The 10-year German government bunds slumped, ahead of the super long 30-year bund auction, scheduled to be held later in the day. Also, markets are awaiting the German Bundesbank President Weidmann’s speech late today. The yield on the benchmark 10-year bond, rose 3 basis points to 0.44 percent, the long-term 30-year bond yields also jumped nearly 5 basis points to 1.21 percent and the yield on short-term 2-year bond traded 1/2 basis point higher at -0.66 percent

The Japanese government bonds snapped rally after the Bank of Japan skipped short-term bond buying in its daily market operations (OMOs). Also, investors are eyeing the release of December consumer price inflation on Friday. The benchmark 10-year bond yield, edged up 2-1/2 basis points to 0.07 percent, while the long-term 30-year bond yields rose 2 basis points to 0.82 percent and the yield on the short-term 2-year note remained surged nearly 3 basis points to -0.22 percent.

The New Zealand government bonds witnessed mild selling along the curve as investors remain keen to watch the fourth quarter consumer price inflation (CPI) data, due to be released Thursday.
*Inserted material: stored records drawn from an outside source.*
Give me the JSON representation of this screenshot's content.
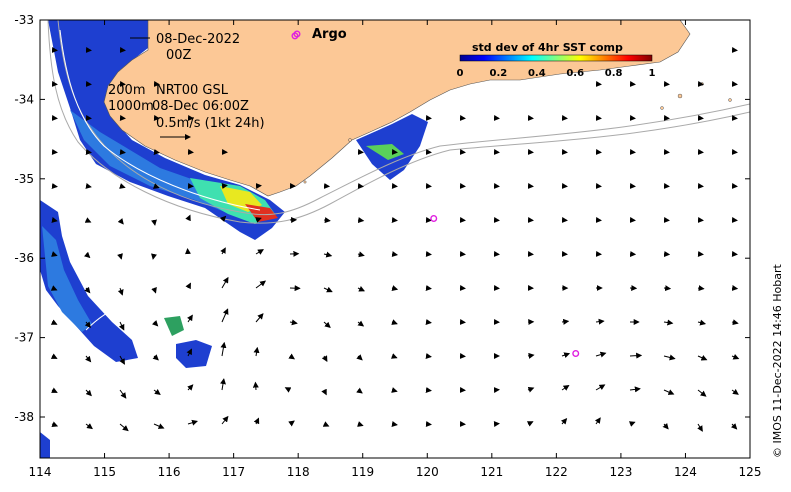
{
  "map": {
    "lon_range": [
      114,
      125
    ],
    "lat_range": [
      -38.5,
      -33
    ],
    "x_ticks": [
      "114",
      "115",
      "116",
      "117",
      "118",
      "119",
      "120",
      "121",
      "122",
      "123",
      "124",
      "125"
    ],
    "y_ticks": [
      "-33",
      "-34",
      "-35",
      "-36",
      "-37",
      "-38"
    ],
    "land_color": "#fcc896",
    "isobath_color": "#aaaaaa"
  },
  "annotations": {
    "date": "08-Dec-2022",
    "hour": "00Z",
    "iso200": "200m",
    "iso1000": "1000m",
    "nrt_label": "NRT00 GSL",
    "nrt_time": "08-Dec 06:00Z",
    "scale_vector": "0.5m/s (1kt 24h)"
  },
  "legend": {
    "argo_label": "Argo",
    "argo_color": "#e020e0"
  },
  "colorbar": {
    "title": "std dev of 4hr SST comp",
    "ticks": [
      "0",
      "0.2",
      "0.4",
      "0.6",
      "0.8",
      "1"
    ],
    "min": 0,
    "max": 1
  },
  "argo_floats": [
    {
      "lon": 117.95,
      "lat": -33.2
    },
    {
      "lon": 120.1,
      "lat": -35.5
    },
    {
      "lon": 122.3,
      "lat": -37.2
    }
  ],
  "credit": "© IMOS 11-Dec-2022 14:46 Hobart"
}
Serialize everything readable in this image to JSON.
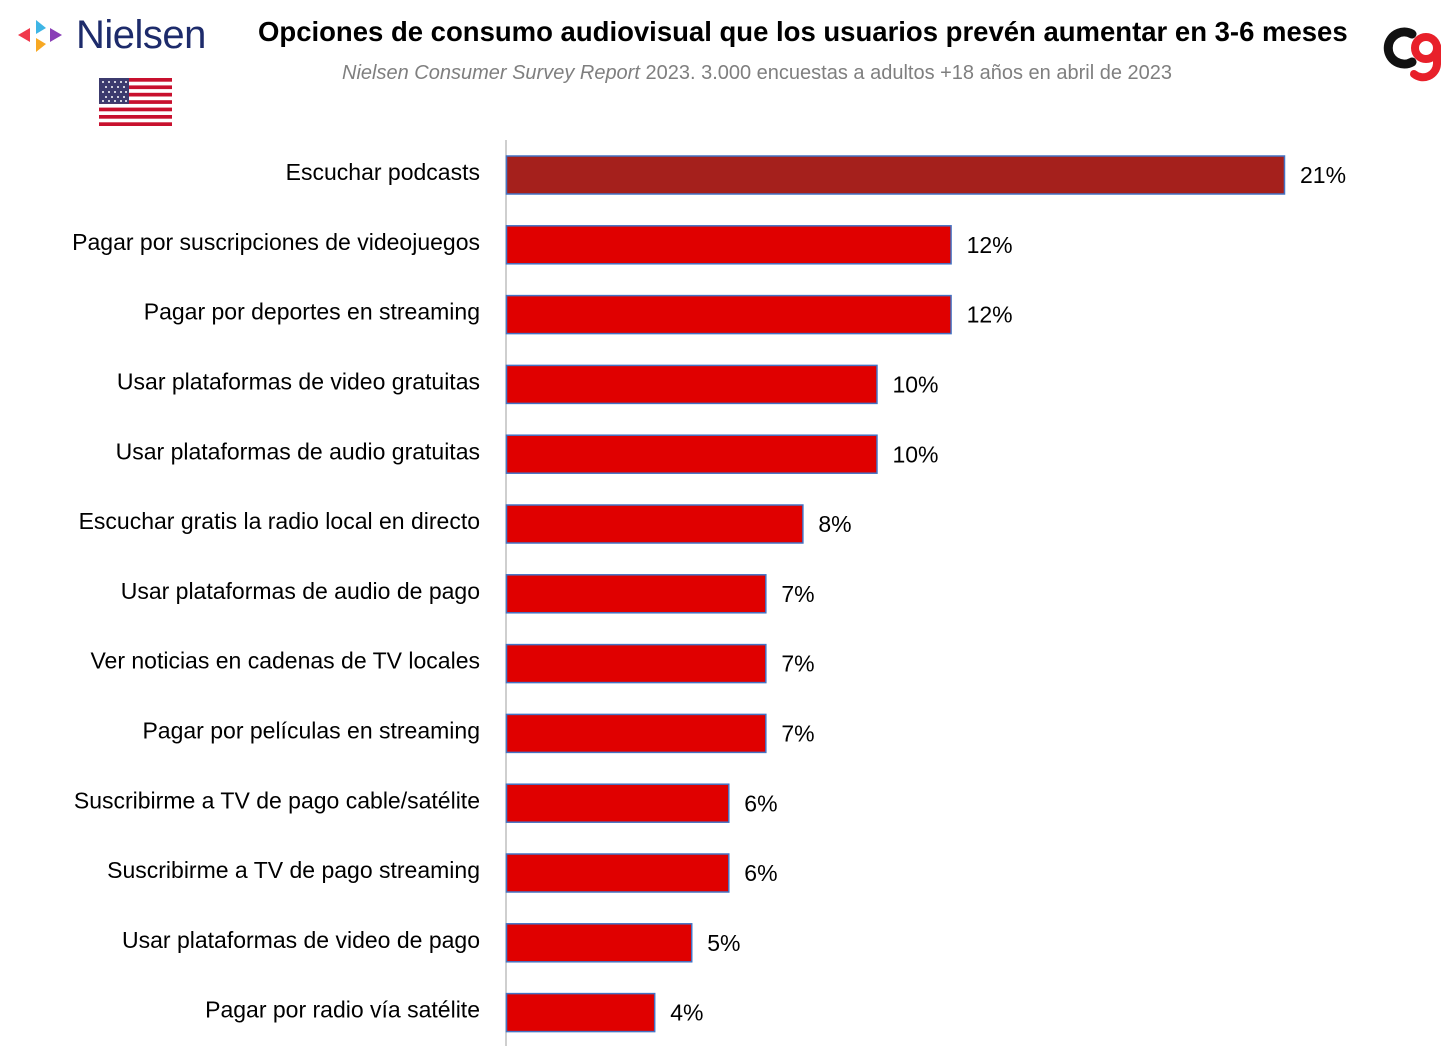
{
  "header": {
    "brand": "Nielsen",
    "title": "Opciones de consumo audiovisual que los usuarios prevén aumentar en 3-6 meses",
    "subtitle_italic": "Nielsen Consumer Survey Report",
    "subtitle_rest": " 2023. 3.000 encuestas a adultos +18 años en abril de 2023"
  },
  "icons": {
    "brand_logo": "nielsen-logo-icon",
    "flag": "usa-flag-icon",
    "corner_logo": "cg-logo-icon"
  },
  "colors": {
    "highlight_bar": "#A5201C",
    "bar": "#E00000",
    "bar_border": "#4472C4",
    "axis": "#bfbfbf"
  },
  "chart_data": {
    "type": "bar",
    "orientation": "horizontal",
    "categories": [
      "Escuchar podcasts",
      "Pagar por suscripciones de videojuegos",
      "Pagar por deportes en streaming",
      "Usar plataformas de video gratuitas",
      "Usar plataformas de audio gratuitas",
      "Escuchar gratis la radio local en directo",
      "Usar plataformas de audio de pago",
      "Ver noticias en cadenas de TV locales",
      "Pagar por películas en streaming",
      "Suscribirme a TV de pago cable/satélite",
      "Suscribirme a TV de pago streaming",
      "Usar plataformas de video de pago",
      "Pagar por radio vía satélite"
    ],
    "values": [
      21,
      12,
      12,
      10,
      10,
      8,
      7,
      7,
      7,
      6,
      6,
      5,
      4
    ],
    "labels": [
      "21%",
      "12%",
      "12%",
      "10%",
      "10%",
      "8%",
      "7%",
      "7%",
      "7%",
      "6%",
      "6%",
      "5%",
      "4%"
    ],
    "highlight_index": 0,
    "xlim": [
      0,
      21
    ],
    "grid": false,
    "legend": "none"
  }
}
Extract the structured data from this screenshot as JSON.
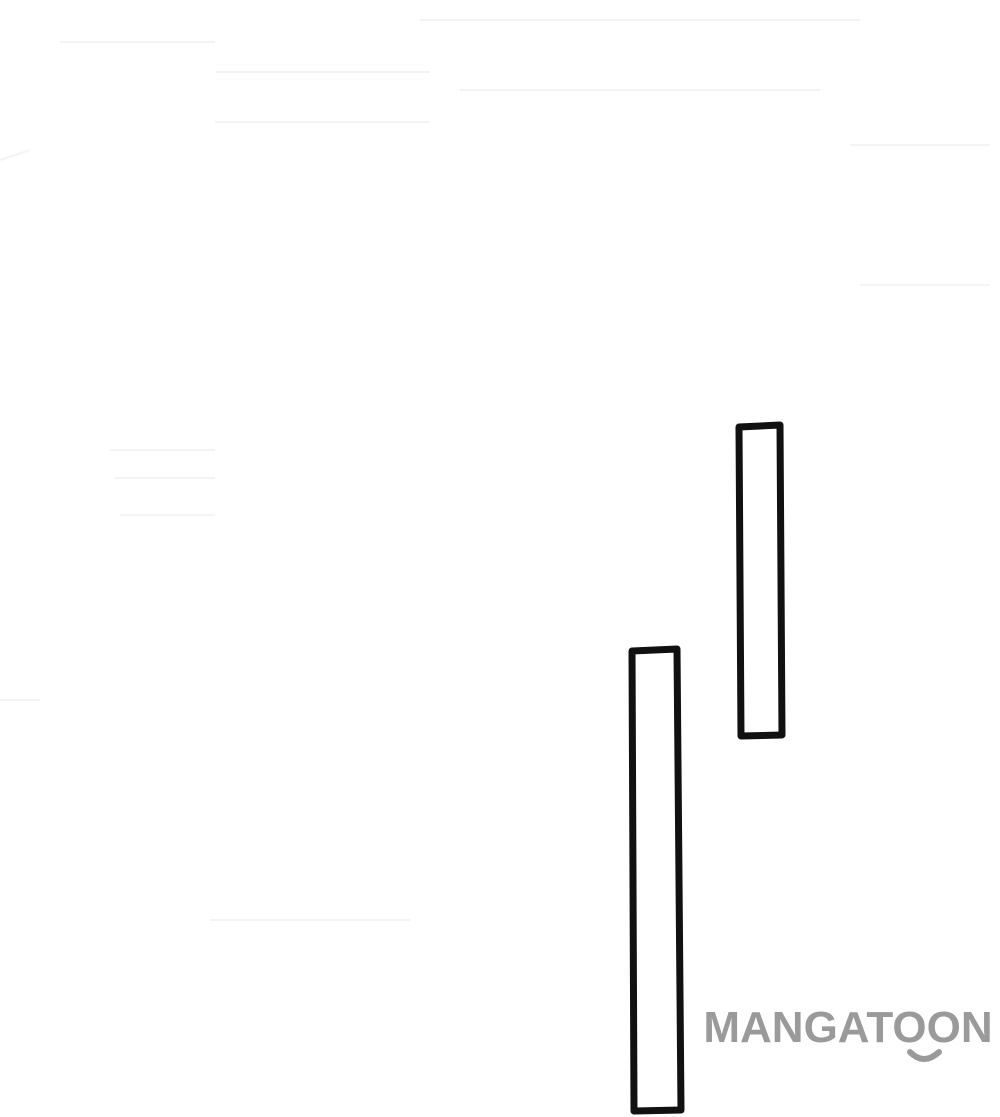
{
  "watermark": {
    "text": "MANGATOON",
    "color": "#9a9a9a"
  },
  "artwork": {
    "background": "#ffffff",
    "stroke_color": "#111111",
    "shapes": [
      "vertical-bar-outline",
      "vertical-bar-outline"
    ]
  }
}
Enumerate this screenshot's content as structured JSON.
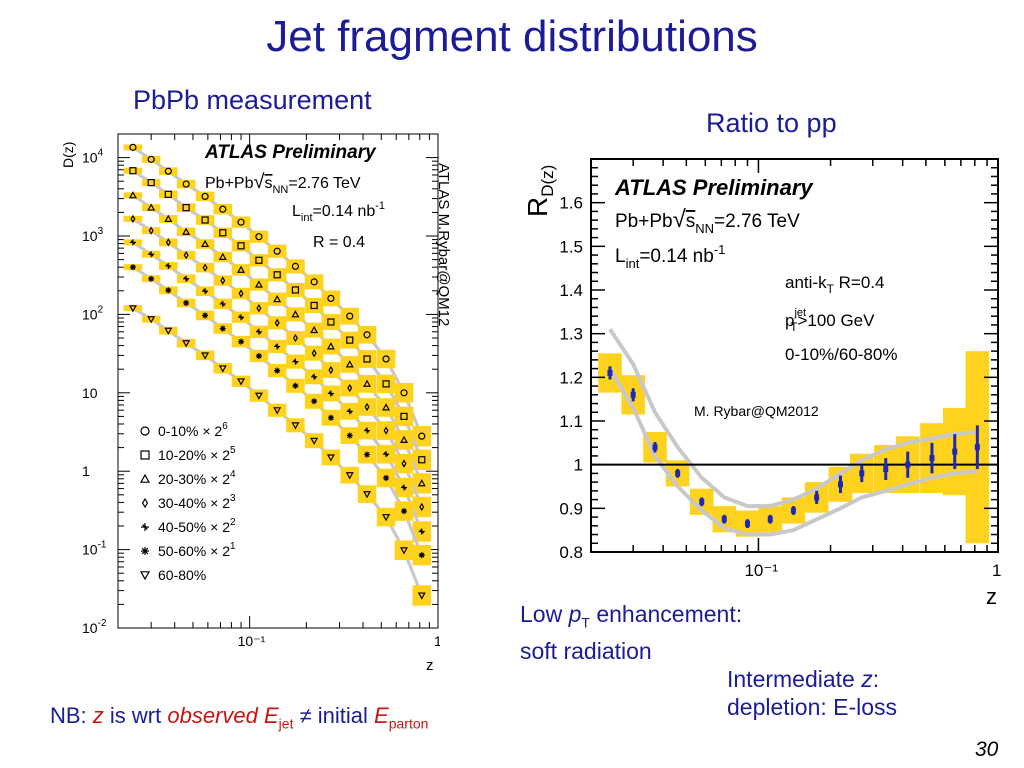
{
  "slide": {
    "title": "Jet fragment distributions",
    "left_subtitle": "PbPb measurement",
    "right_subtitle": "Ratio to pp",
    "page_number": "30",
    "notes": {
      "low_pt_line1_pre": "Low ",
      "low_pt_line1_p": "p",
      "low_pt_line1_sub": "T",
      "low_pt_line1_post": " enhancement:",
      "low_pt_line2": "soft radiation",
      "intermediate_line1_pre": "Intermediate ",
      "intermediate_line1_z": "z",
      "intermediate_line1_post": ":",
      "intermediate_line2": "depletion: E-loss"
    },
    "nb": {
      "prefix": "NB: ",
      "z": "z",
      "is_wrt": " is wrt ",
      "observed": "observed",
      "e1": " E",
      "e1_sub": "jet",
      "neq": " ≠ initial ",
      "e2": "E",
      "e2_sub": "parton"
    },
    "vertical_credit": "ATLAS M.Rybar@QM12"
  },
  "chart_data": [
    {
      "type": "scatter",
      "panel": "left",
      "title": "",
      "xlabel": "z",
      "ylabel": "D(z)",
      "xscale": "log",
      "yscale": "log",
      "xlim": [
        0.02,
        1.0
      ],
      "ylim": [
        0.01,
        20000
      ],
      "x_tick_labels": [
        "10⁻¹",
        "1"
      ],
      "y_tick_labels": [
        {
          "b": "10",
          "e": "4",
          "v": 10000
        },
        {
          "b": "10",
          "e": "3",
          "v": 1000
        },
        {
          "b": "10",
          "e": "2",
          "v": 100
        },
        {
          "b": "10",
          "e": "",
          "v": 10
        },
        {
          "b": "1",
          "e": "",
          "v": 1
        },
        {
          "b": "10",
          "e": "-1",
          "v": 0.1
        },
        {
          "b": "10",
          "e": "-2",
          "v": 0.01
        }
      ],
      "annotations": {
        "atlas": "ATLAS Preliminary",
        "system_pre": "Pb+Pb",
        "s": "s",
        "s_sub": "NN",
        "energy": "=2.76 TeV",
        "lumi_pre": "L",
        "lumi_sub": "int",
        "lumi_val": "=0.14 nb",
        "lumi_exp": "-1",
        "radius": "R = 0.4"
      },
      "legend_position": "bottom-left",
      "colors": {
        "band": "#ffd21e",
        "curve": "#c8c8c8",
        "marker": "#000000"
      },
      "x": [
        0.024,
        0.03,
        0.037,
        0.046,
        0.058,
        0.072,
        0.09,
        0.112,
        0.14,
        0.175,
        0.22,
        0.27,
        0.34,
        0.42,
        0.53,
        0.66,
        0.82
      ],
      "series": [
        {
          "name": "0-10% × 2",
          "exp": "6",
          "marker": "circle",
          "values": [
            13500,
            9500,
            6700,
            4600,
            3200,
            2200,
            1500,
            980,
            640,
            410,
            260,
            160,
            95,
            55,
            27,
            10,
            2.8
          ]
        },
        {
          "name": "10-20% × 2",
          "exp": "5",
          "marker": "square",
          "values": [
            6800,
            4800,
            3400,
            2300,
            1600,
            1100,
            750,
            490,
            320,
            205,
            130,
            80,
            47,
            27,
            13,
            5,
            1.4
          ]
        },
        {
          "name": "20-30% × 2",
          "exp": "4",
          "marker": "triangle",
          "values": [
            3300,
            2300,
            1650,
            1130,
            790,
            540,
            370,
            240,
            156,
            100,
            63,
            39,
            23,
            13,
            6.5,
            2.5,
            0.7
          ]
        },
        {
          "name": "30-40% × 2",
          "exp": "3",
          "marker": "diamond",
          "values": [
            1650,
            1170,
            830,
            570,
            395,
            270,
            185,
            120,
            78,
            50,
            32,
            19.5,
            11.5,
            6.6,
            3.3,
            1.25,
            0.35
          ]
        },
        {
          "name": "40-50% × 2",
          "exp": "2",
          "marker": "cross",
          "values": [
            830,
            585,
            415,
            285,
            198,
            136,
            92,
            60,
            39,
            25,
            16,
            9.8,
            5.8,
            3.3,
            1.65,
            0.62,
            0.17
          ]
        },
        {
          "name": "50-60% × 2",
          "exp": "1",
          "marker": "star",
          "values": [
            400,
            285,
            203,
            140,
            97,
            66,
            45,
            29.5,
            19.2,
            12.3,
            7.8,
            4.8,
            2.85,
            1.63,
            0.82,
            0.31,
            0.085
          ]
        },
        {
          "name": "60-80%",
          "exp": "",
          "marker": "triangle-down",
          "values": [
            120,
            87,
            62,
            43,
            30,
            20.5,
            14,
            9.2,
            6,
            3.85,
            2.45,
            1.5,
            0.89,
            0.51,
            0.26,
            0.098,
            0.026
          ]
        }
      ]
    },
    {
      "type": "scatter",
      "panel": "right",
      "title": "",
      "xlabel": "z",
      "ylabel_main": "R",
      "ylabel_sub": "D(z)",
      "xscale": "log",
      "xlim": [
        0.02,
        1.0
      ],
      "ylim": [
        0.8,
        1.7
      ],
      "y_ticks": [
        0.8,
        0.9,
        1,
        1.1,
        1.2,
        1.3,
        1.4,
        1.5,
        1.6
      ],
      "y_tick_labels": [
        "0.8",
        "0.9",
        "1",
        "1.1",
        "1.2",
        "1.3",
        "1.4",
        "1.5",
        "1.6"
      ],
      "x_tick_labels": [
        "10⁻¹",
        "1"
      ],
      "reference_line": 1,
      "annotations": {
        "atlas": "ATLAS Preliminary",
        "system_pre": "Pb+Pb",
        "s": "s",
        "s_sub": "NN",
        "energy": "=2.76 TeV",
        "lumi_pre": "L",
        "lumi_sub": "int",
        "lumi_val": "=0.14 nb",
        "lumi_exp": "-1",
        "algo_pre": "anti-k",
        "algo_sub": "T",
        "algo_post": " R=0.4",
        "pt_pre": "p",
        "pt_sup": "jet",
        "pt_sub": "T",
        "pt_post": ">100 GeV",
        "centrality": "0-10%/60-80%",
        "credit": "M. Rybar@QM2012"
      },
      "colors": {
        "band": "#ffd21e",
        "curve": "#c8c8c8",
        "marker": "#1e28b4",
        "reference": "#000000"
      },
      "x": [
        0.024,
        0.03,
        0.037,
        0.046,
        0.058,
        0.072,
        0.09,
        0.112,
        0.14,
        0.175,
        0.22,
        0.27,
        0.34,
        0.42,
        0.53,
        0.66,
        0.82
      ],
      "values": [
        1.21,
        1.16,
        1.04,
        0.98,
        0.915,
        0.875,
        0.865,
        0.875,
        0.895,
        0.925,
        0.955,
        0.98,
        0.99,
        1.0,
        1.015,
        1.03,
        1.04
      ],
      "stat_err": [
        0.015,
        0.015,
        0.012,
        0.01,
        0.01,
        0.01,
        0.01,
        0.01,
        0.01,
        0.015,
        0.02,
        0.02,
        0.025,
        0.03,
        0.035,
        0.04,
        0.05
      ],
      "sys_err": [
        0.045,
        0.045,
        0.035,
        0.03,
        0.03,
        0.03,
        0.03,
        0.03,
        0.03,
        0.035,
        0.04,
        0.045,
        0.055,
        0.065,
        0.08,
        0.1,
        0.22
      ],
      "curve_upper": [
        1.31,
        1.23,
        1.12,
        1.04,
        0.97,
        0.925,
        0.905,
        0.905,
        0.92,
        0.945,
        0.98,
        1.01,
        1.035,
        1.05,
        1.06,
        1.07,
        1.075
      ],
      "curve_lower": [
        1.22,
        1.13,
        1.02,
        0.95,
        0.895,
        0.855,
        0.84,
        0.84,
        0.85,
        0.875,
        0.9,
        0.925,
        0.94,
        0.955,
        0.97,
        0.98,
        0.985
      ]
    }
  ]
}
The yield on the benchmark 10-year bond, jumped 5-1/2 basis points to 3.30 percent at the time of closing, the yield on 7-year note also ended 4 basis points higher at 2.95 percent and the yield on short-term 2-year note rose 1-1/2 basis point to 2.30 percent.

The Australian bonds plunged in early trading session as underlying inflation appeared to have stabilized in the December quarter, suggesting that the sharp disinflationary forces that have been weighing on prices are abating. The yield on the benchmark 10-year Treasury note, jumped nearly 3 basis points to 2.74 percent, the yield on 15-year note also rose 3-1/2 basis points to 3.18 percent and the yield on medium-term 5-year edged 1/2 basis point higher to 2.28 percent.